Campus Bitch and White Trash: Pardoning the Injury of Language Acts
in Participatory Contexts
Sanjiv Dugal, Matthew Eriksen, Kathleen Mallon, and Mathew Roy. Tamara : Journal
of Critical Postmodern Organization Science. Las Cruces: 2003. Vol. 2, Iss.
3; pg. 36, 10pgs
Abstract
Campus Bitch and White Trash are the kind of appellations that can draw one
into the dark heart of a world where words wound, images enrage, and speech
is haunted by hate. One need look only as far as the latest outbreak of violence
in the workplace or on the schoolyard to find examples of how name-calling and
bullying can erupt in rage.
The issue of injurious speech and our vulnerability to words is a critical management issue. In her book Excitable Speech, a politics of the performative, Judith Butler raises the questions: What establishes the performative character of injurious labels? And what makes the force of an utterance injurious?

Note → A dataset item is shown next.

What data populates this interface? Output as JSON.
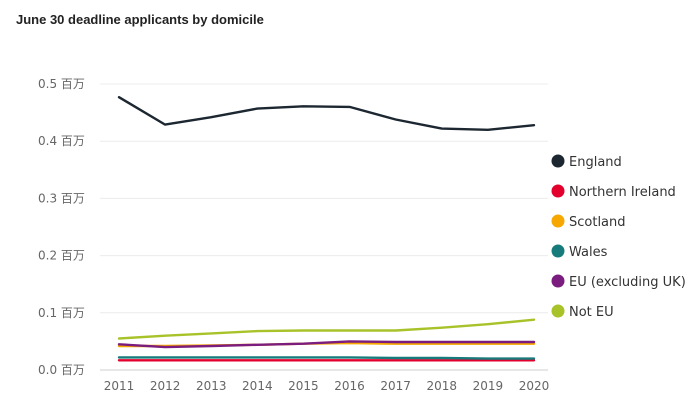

Our vulnerability to words is a consequence of our being constituted by them.
As linguistic beings we have to use words to form reason. We cannot create meaning
without structuring our thoughts and feelings with words. According to Althusser,
ideology hails or interpolates or concretizes individuals as subjects according
to the functioning of the category of the subject (1971, 162). Thus we are called
upon by our names. Being called a name is one of the examples Althusser uses
to explain “interpolation.” When an ideology hails us, it alters
who we are, and, so the argument goes, we recognize who or what we have become.